"Teachers' Leader Calls for a Return to Tradition." "Educator Urges Return ... to Basics." "Older Ways in Education." People who have seen these headlines describing a talk I recently gave have been asking me if -- after I0 years of thinking and working -- I've given up on school reform. Or have I finally decided that they had education figured out right in the good old days?

I still believe that we need to look at and question all the things we take for granted about the way schools are organized. And we need to create a radically new model for our schools. We can't achieve this by returning to a so-called Golden Age because it wasn't so golden. At that time, a large majority of kids dropped out long before they completed high school.

People who say that U.S. schools are performing better than ever in most respects are correct. Today, our schools are educating more students and more difficult students to levels that once were attained only by a small and favored group. The trouble is, these levels are below what we need to maintain or improve our standard of living. And they do not compare well with the achievement of students in competitor nations. We are still very much a nation at risk.

Creating a new model for our schools is chancy, and it may take a very long time. We are unlikely to develop it by encouraging 100,000 experiments in 100,000 schools, but there's no reason why we have to proceed in that way. When General Motors experimented with a totally new method of production for the Saturn car, they didn't close down the factories producing their regular models. Over tile years when they were perfecting Saturn and its production process, they went on working to improve their other cars. That is the way most organizations make radical changes. They understand that any institution resists change. They also know that radical change does not work quickly and may not work at all.

Why shouldn't we do it this way? While we are developing a new model that is different from our current schools -- and eventually a lot better -- why not put equal emphasis on improving our traditional schools? The best way of doing this would be to look at the schools of our competitor nations. All of them follow what we call the traditional model of schooling, but all are more successful with students at every level. So we are not talking about modest improvements in traditional U.S. schools; we are talking about big improvements and a radical change.

Here are some of the important differences between their traditional schools and ours:

• Schools in these countries are run by professionals, with relatively little interference by lay persons.

• Schools are financed nationally or regionally. As a result, the disparity between wealthy and poor schools that is so destructive and shocking in the U.S. does not exist.

• For the most part, there is a national curriculum. Teacher training, textbooks and assessments are geared to this curriculum. If students move from teacher to teacher or school to school, there is continuity.

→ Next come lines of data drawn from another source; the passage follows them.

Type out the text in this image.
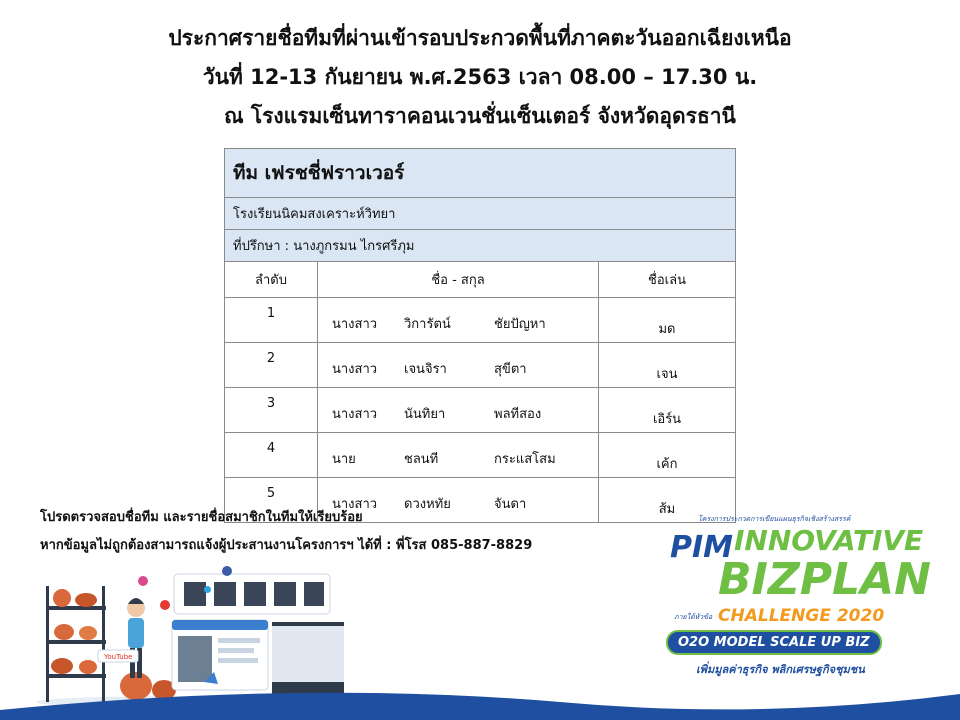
ประกาศรายชื่อทีมที่ผ่านเข้ารอบประกวดพื้นที่ภาคตะวันออกเฉียงเหนือ
วันที่ 12-13 กันยายน พ.ศ.2563 เวลา 08.00 – 17.30 น.
ณ โรงแรมเซ็นทาราคอนเวนชั่นเซ็นเตอร์ จังหวัดอุดรธานี
ทีม เฟรชชี่ฟราวเวอร์		
โรงเรียนนิคมสงเคราะห์วิทยา		
ที่ปรึกษา : นางภูกรมน ไกรศรีภุม		
ลำดับ	ชื่อ - สกุล	ชื่อเล่น
1	นางสาว วิการัตน์ ชัยปัญหา	มด
2	นางสาว เจนจิรา สุขีตา	เจน
3	นางสาว นันทิยา พลทีสอง	เอิร์น
4	นาย ชลนที กระแสโสม	เค้ก
5	นางสาว ดวงหทัย จันดา	ส้ม
โปรดตรวจสอบชื่อทีม และรายชื่อสมาชิกในทีมให้เรียบร้อย
หากข้อมูลไม่ถูกต้องสามารถแจ้งผู้ประสานงานโครงการฯ ได้ที่ : พี่โรส 085-887-8829
YouTube
โครงการประกวดการเขียนแผนธุรกิจเชิงสร้างสรรค์
PIM INNOVATIVE
BIZPLAN
ภายใต้หัวข้อ CHALLENGE 2020
O2O MODEL SCALE UP BIZ
เพิ่มมูลค่าธุรกิจ พลิกเศรษฐกิจชุมชน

• Assessments are curriculum-based and challenging. Teaching to the test is something positive when you have really good tests.

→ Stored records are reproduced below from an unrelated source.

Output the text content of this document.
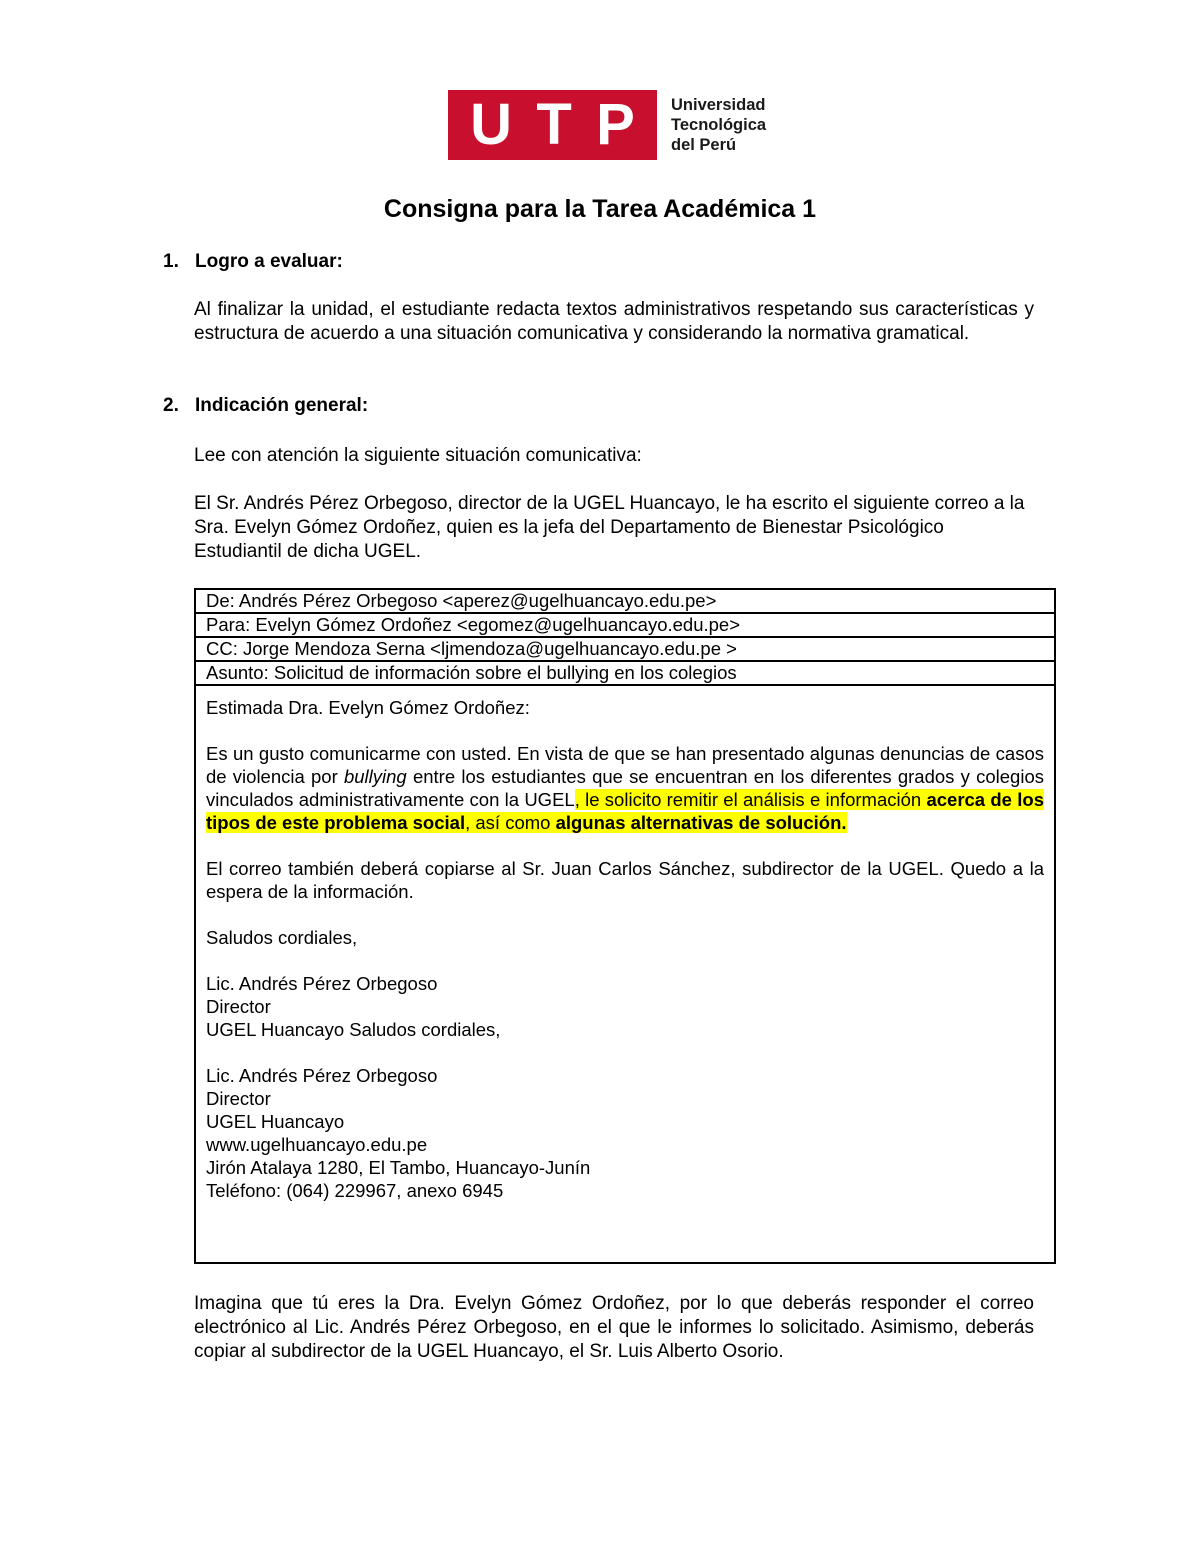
U T P Universidad
Tecnológica
del Perú
Consigna para la Tarea Académica 1
1. Logro a evaluar:
Al finalizar la unidad, el estudiante redacta textos administrativos respetando sus características y estructura de acuerdo a una situación comunicativa y considerando la normativa gramatical.
2. Indicación general:
Lee con atención la siguiente situación comunicativa:
El Sr. Andrés Pérez Orbegoso, director de la UGEL Huancayo, le ha escrito el siguiente correo a la Sra. Evelyn Gómez Ordoñez, quien es la jefa del Departamento de Bienestar Psicológico Estudiantil de dicha UGEL.
De: Andrés Pérez Orbegoso <aperez@ugelhuancayo.edu.pe>
Para: Evelyn Gómez Ordoñez <egomez@ugelhuancayo.edu.pe>
CC: Jorge Mendoza Serna <ljmendoza@ugelhuancayo.edu.pe >
Asunto: Solicitud de información sobre el bullying en los colegios

Estimada Dra. Evelyn Gómez Ordoñez:

Es un gusto comunicarme con usted. En vista de que se han presentado algunas denuncias de casos de violencia por bullying entre los estudiantes que se encuentran en los diferentes grados y colegios vinculados administrativamente con la UGEL, le solicito remitir el análisis e información acerca de los tipos de este problema social, así como algunas alternativas de solución.

El correo también deberá copiarse al Sr. Juan Carlos Sánchez, subdirector de la UGEL. Quedo a la espera de la información.

Saludos cordiales,

Lic. Andrés Pérez Orbegoso

Director

UGEL Huancayo Saludos cordiales,

Lic. Andrés Pérez Orbegoso

Director

UGEL Huancayo

www.ugelhuancayo.edu.pe

Jirón Atalaya 1280, El Tambo, Huancayo-Junín

Teléfono: (064) 229967, anexo 6945

Imagina que tú eres la Dra. Evelyn Gómez Ordoñez, por lo que deberás responder el correo electrónico al Lic. Andrés Pérez Orbegoso, en el que le informes lo solicitado. Asimismo, deberás copiar al subdirector de la UGEL Huancayo, el Sr. Luis Alberto Osorio.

• These countries produce a higher percentage of students at top levels of achievement. Also, teaching is a relatively prestigious - in Japan, very prestigious - profession, so they can guarantee that all classrooms have teachers who have attained high levels of excellence.

• Like us, these countries track their students. However, we begin as early as first grade and they hold off until later. This means that all their kids get a more or less equal start. Ours don't.

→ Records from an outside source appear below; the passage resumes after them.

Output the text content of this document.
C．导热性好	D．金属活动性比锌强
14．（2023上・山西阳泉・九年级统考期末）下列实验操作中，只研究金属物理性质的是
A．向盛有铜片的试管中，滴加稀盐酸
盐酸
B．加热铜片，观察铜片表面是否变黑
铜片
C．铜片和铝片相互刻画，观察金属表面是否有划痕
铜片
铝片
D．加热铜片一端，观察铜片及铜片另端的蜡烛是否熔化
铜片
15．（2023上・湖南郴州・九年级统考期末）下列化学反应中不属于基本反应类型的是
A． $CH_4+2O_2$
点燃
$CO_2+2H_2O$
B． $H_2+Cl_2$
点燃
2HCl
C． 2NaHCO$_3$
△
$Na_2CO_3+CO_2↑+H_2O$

• All these countries have clearly visible consequences for student performance. There are strict college-entry standards and clear employment standards. Students work hard, and their teachers and parents push them because success is rewarded in all tracks.

• Schools are relatively safe and free from disruption because the legal system supports school regulations needed to maintain a proper educational atmosphere.

We'll need some radical changes if traditional U.S. schools are to adopt or adapt characteristics of schools in other countries. But the educational reforms of the past I0 years will make some of these changes easier than we might think.

A year or so ago, school districts looking for a curriculum would have had to choose between creating one-with their comparatively limited resources- or picking up one that was not very good. Now, they can find excellent curriculums or curriculum frameworks, like that of the National Council of Teachers of Mathematics or like Civitas for civics. Some, like California's outstanding curriculums in history and language arts, come with their own assessments. And these examples of promising work are not exhaustive. The issue of school governance seems a lot harder given our tradition of local school boards. But here again, recent thinking, stimulated by the school reform movement, is helpful. I'll discuss in a future column how we can bring the idea of schools run by professionals in line with local lay control of the schools.

Improving our schools is not an either-or proposition: Either we create a dazzling new model or we stick to the traditional model. We need to do both, and there's no reason why we can't.